Tinder is making the headlines more often than usual this week — and not for good reasons.
If you’re questioning whether you should curb your use of the app for moral/ethical reasons (like me), but can’t seem to kick the habit (like me) — there’s a psychological reason for why. SoulPancake (the same people who brought us the breakdown of the Benjamin Franklin Effect) recently did a social experiment with singles and Tinder. They surveyed singles about their expectations for love and dating and collectively their romantic outlooks were not so great. They then asked the singles to download the app onto their phone and actively pursue matches for 15 minutes.
If you’ve been living under a rock — here’s how Tinder works. The app syncs to your Facebook profile, pulls in your name and age, you set a handful of photos and a description, and then potential matches are presented to you one-by-one, listing mutual friends and Facebook pages you’ve liked as you go along. Swipe right for “yes,” swipe left for “no,” and if you match, a window pops up for a conversation to begin. Easy enough, no? As far as online dating goes, it’s a cakewalk. An extremely addictive, sugar-coated, self-affirming one, apparently.
It’s Tinder’s ease that differentiates it from its competitors and makes it so addictive. As SoulPancake puts it, “It’s the game of love with the pressure taken out. It increases your odds of meeting someone, while lowering the stakes if you fail.”
For their experiment, SoulPancake asked their test subjects to actively pursue 10 users that they would actually go on a date with. If you’re not familiar with Tinder, you know this is not that hard of a task. Depending on how you set your distance and age parameters, swiping through your queue is a seemingly endless stream of possibilities. You don’t feel terribly guilty about swiping left on someone you don’t feel that gut instinct about, because you know there’s another right behind.

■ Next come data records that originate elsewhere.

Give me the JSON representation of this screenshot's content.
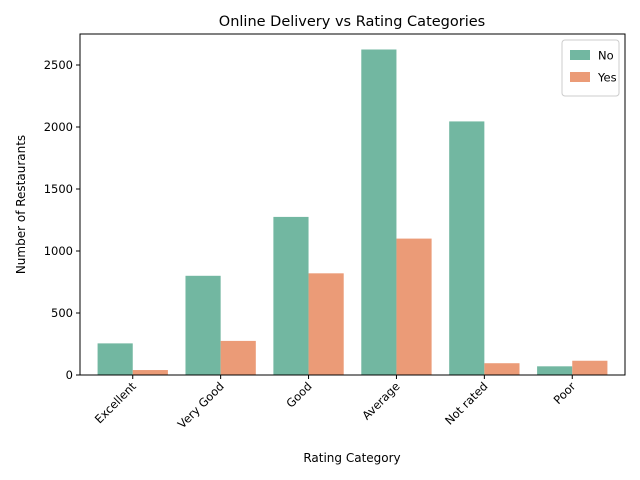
{
  "chart_data": {
    "type": "bar",
    "title": "Online Delivery vs Rating Categories",
    "xlabel": "Rating Category",
    "ylabel": "Number of Restaurants",
    "categories": [
      "Excellent",
      "Very Good",
      "Good",
      "Average",
      "Not rated",
      "Poor"
    ],
    "series": [
      {
        "name": "No",
        "color": "#72b7a1",
        "values": [
          255,
          800,
          1275,
          2625,
          2045,
          70
        ]
      },
      {
        "name": "Yes",
        "color": "#eb9b77",
        "values": [
          40,
          275,
          820,
          1100,
          95,
          115
        ]
      }
    ],
    "ylim": [
      0,
      2750
    ],
    "yticks": [
      0,
      500,
      1000,
      1500,
      2000,
      2500
    ],
    "grid": false,
    "legend_position": "top-right"
  }
}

Likewise, you feel less crushed when you don’t achieve a mutual like with a right swipe, because a new possibility is lurking behind every unrequited match.
SoulPancake said their test subjects displayed an “average jump in romantic optimism of 12-percent, with an increase as high as 20-percent” when reevaluated following their Tinder tête-à-tête. They reasoned:
“When we gave them a goal of finding 10 people, we incentivised people with a reward system to be more open-minded about who they’d give a shot to by having more reasonable standards. Decades of extensive positive psychology research shows optimism is the key to building resilience, your ability to cope with problems and setbacks, which when you think about it, is a lot of what dating is. When there is a zillion other people with a flick of a finger, rejection doesn’t stink so much. The real benefit comes from just playing it for the game it is.”
In other words, the casual, noncommittal nature of Tinder puts that age-old phrase, “there are plenty of fish in the sea,” into a tangible context and reminds your brain that dating really is supposed to be for fun.
Does this mean you should run out and download Tinder to reaffirm that true love just may exist ... somewhere down this deep, deep rabbit hole of superficial swipes and app-based banter?
No. Not at all. Tinder isn’t perfect, and houses just as much less-than-desirable activity as any other interaction — including real life. However, it does shed some light on how we can improve our romantic outlook when we opt to look at dating from a less cut-and-dry standpoint and remember the double-edged (but hopeful) sword that you can really play, “onto the next one.” It might even turn out to be fun.